Food Comas, Are They Real?

Holiday dinner with turkey (image from Clipart Kid)

Holiday dinner with turkey (image from Clipart Kid)

We have just kicked off the holiday season enjoying a Thanksgiving feast with our family and friends. After bantering and overindulging on turkey and sides, drowsiness gets the better of many of us and we can think of nothing more than sitting back and falling into a nice post-meal snooze – a “food coma”. While we’ve managed to avoid the post-feast cleaning, much to others annoyance, we may actually have some evidence rendering our slothful behavior a physical condition.

Although many have speculated the link between food and sleepiness there is little scientific evidence to back it up.

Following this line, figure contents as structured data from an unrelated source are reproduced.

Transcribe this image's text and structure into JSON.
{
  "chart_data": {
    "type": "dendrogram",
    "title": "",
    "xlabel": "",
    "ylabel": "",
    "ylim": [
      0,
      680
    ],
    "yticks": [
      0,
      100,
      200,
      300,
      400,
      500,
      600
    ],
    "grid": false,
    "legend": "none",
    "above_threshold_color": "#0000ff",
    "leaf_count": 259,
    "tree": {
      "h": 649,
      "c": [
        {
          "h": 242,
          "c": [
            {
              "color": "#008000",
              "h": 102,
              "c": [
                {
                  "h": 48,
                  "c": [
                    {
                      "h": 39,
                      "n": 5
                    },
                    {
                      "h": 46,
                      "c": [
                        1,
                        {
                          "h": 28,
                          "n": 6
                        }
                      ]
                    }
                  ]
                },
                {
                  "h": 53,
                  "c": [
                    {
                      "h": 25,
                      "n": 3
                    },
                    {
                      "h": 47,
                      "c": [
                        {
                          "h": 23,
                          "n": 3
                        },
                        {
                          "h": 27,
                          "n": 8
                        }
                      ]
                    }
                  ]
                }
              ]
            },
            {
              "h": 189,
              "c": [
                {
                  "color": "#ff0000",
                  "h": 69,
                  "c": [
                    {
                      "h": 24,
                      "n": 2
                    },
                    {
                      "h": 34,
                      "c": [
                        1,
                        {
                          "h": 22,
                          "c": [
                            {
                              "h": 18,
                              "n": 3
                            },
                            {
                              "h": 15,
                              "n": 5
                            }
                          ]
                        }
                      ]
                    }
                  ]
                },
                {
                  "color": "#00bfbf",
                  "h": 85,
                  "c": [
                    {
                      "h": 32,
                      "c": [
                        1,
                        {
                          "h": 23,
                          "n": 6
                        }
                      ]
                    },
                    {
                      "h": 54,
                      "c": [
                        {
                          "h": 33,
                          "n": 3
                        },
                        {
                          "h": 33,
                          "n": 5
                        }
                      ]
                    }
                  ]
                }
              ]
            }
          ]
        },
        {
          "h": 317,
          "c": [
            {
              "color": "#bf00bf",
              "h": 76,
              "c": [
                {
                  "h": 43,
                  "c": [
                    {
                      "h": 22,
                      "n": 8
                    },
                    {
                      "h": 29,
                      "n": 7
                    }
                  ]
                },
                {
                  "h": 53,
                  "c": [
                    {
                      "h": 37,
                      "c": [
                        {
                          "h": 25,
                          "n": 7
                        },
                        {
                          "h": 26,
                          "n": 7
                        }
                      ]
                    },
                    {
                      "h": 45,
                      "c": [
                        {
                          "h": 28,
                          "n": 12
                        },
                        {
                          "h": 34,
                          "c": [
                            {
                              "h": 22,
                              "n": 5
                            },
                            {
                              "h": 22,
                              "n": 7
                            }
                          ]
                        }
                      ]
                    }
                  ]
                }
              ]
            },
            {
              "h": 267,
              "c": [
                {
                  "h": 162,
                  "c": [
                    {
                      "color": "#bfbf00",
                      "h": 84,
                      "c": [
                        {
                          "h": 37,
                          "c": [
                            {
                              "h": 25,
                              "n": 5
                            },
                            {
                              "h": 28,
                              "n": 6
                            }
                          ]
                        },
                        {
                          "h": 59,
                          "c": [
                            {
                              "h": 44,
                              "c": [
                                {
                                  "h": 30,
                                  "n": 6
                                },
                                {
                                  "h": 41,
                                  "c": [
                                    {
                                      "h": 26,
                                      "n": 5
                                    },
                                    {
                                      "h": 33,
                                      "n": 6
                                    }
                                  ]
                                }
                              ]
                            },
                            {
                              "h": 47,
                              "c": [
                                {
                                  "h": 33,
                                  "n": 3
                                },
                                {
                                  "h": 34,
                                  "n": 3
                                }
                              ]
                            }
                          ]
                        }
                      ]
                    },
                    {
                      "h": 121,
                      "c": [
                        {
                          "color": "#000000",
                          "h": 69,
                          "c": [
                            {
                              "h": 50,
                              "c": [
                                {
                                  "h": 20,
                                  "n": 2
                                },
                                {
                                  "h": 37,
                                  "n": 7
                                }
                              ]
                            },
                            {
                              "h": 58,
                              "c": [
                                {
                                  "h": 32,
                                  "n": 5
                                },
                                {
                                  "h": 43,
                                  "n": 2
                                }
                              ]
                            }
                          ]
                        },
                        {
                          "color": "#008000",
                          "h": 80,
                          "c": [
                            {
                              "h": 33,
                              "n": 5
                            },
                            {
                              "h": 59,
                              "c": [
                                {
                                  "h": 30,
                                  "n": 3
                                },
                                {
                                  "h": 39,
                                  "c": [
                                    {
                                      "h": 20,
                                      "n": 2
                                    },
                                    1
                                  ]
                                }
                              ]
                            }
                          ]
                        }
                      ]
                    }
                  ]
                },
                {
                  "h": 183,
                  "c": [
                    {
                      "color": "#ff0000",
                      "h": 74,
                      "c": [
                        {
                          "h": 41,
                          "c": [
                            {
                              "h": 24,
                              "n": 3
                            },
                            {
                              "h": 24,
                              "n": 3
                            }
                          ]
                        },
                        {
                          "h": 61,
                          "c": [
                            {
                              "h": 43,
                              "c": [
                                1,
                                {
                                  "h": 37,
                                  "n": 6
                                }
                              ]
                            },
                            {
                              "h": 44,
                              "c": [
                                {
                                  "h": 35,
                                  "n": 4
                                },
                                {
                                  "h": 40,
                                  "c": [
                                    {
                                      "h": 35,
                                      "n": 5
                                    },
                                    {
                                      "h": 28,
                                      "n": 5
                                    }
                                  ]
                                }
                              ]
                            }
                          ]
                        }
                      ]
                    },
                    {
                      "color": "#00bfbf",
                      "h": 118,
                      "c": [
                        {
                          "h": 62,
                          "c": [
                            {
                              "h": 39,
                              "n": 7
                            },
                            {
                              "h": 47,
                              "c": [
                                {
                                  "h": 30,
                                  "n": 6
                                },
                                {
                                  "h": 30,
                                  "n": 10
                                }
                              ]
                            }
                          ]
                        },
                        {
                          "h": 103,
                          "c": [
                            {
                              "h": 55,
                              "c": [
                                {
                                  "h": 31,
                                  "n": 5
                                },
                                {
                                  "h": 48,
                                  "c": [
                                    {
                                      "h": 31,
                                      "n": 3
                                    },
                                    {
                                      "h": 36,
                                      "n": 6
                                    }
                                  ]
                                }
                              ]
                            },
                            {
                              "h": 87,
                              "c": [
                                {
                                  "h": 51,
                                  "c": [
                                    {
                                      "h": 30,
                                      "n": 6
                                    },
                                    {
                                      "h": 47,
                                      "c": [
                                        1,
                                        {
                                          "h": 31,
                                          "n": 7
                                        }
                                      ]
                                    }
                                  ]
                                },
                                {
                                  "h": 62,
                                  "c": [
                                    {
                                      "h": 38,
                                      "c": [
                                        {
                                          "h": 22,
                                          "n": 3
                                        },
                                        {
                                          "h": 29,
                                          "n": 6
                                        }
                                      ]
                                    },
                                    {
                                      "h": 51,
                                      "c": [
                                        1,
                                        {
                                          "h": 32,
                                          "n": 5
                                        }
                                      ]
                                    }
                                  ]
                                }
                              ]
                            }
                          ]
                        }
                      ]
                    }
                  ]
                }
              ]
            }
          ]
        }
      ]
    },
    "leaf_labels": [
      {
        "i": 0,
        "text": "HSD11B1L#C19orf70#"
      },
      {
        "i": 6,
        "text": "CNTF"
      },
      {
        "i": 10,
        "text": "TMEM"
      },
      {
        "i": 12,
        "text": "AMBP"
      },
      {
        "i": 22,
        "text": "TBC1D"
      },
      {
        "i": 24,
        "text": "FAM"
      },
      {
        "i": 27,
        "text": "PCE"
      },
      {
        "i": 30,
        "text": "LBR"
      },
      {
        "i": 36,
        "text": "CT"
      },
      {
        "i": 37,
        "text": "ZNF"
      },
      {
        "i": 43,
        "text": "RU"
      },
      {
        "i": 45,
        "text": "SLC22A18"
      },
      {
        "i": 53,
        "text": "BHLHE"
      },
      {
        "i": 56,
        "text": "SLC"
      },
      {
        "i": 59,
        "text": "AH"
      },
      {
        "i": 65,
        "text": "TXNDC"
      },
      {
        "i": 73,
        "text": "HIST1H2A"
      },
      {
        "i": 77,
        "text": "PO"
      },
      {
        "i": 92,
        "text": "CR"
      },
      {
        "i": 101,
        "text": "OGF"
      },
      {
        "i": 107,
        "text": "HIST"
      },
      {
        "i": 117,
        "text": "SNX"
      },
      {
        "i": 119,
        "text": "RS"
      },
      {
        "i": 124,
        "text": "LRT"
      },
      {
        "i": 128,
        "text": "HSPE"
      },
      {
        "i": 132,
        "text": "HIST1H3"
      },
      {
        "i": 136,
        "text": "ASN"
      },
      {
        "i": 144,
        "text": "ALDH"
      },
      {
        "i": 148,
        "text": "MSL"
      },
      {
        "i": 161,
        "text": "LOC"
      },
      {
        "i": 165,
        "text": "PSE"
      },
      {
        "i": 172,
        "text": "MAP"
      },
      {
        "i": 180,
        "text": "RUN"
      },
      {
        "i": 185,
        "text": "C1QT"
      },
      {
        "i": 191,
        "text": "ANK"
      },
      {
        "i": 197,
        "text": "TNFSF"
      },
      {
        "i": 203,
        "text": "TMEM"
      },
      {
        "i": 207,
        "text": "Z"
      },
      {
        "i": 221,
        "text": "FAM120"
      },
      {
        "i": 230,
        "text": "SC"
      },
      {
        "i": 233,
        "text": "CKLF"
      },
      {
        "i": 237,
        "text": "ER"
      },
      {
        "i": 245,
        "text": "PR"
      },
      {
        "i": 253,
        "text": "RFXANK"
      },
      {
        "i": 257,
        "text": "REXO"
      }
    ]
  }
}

However, a recent study conducted by a team of researchers at The Scripps Research Institute, are unraveling this mystery. Using a common fruit fly model, Associate Professor William Ja and his team, showed that food consumption had a positive effect on post-meal sleepiness, and the larger the meal consumed, the longer the fly slept – flies generally slept for 20 to 40 minutes with the longest time seen in flies consuming more food. However, not all food is equal – foods that were protein-rich and salty promoted sleep while sugary foods did not.

By switching neurons on and off in the flies brain, Ja and his team were able to take their investigation a step further and reveal a number of the circuits responsible in controlling this post-meal sleepiness, and thus highlight a number of different ways the post-meal sleepiness can be regulated – including the flies’ own circadian rhythm and the influence of protein on the leucokinin system. More research still needs to be conducted to reveal the extent to which these circuits have an effect on post-meal sleepiness and why this behavior is seen in animals. “This behavior seems conserved across species, so it must be valuable to animals for some reason” said Ja.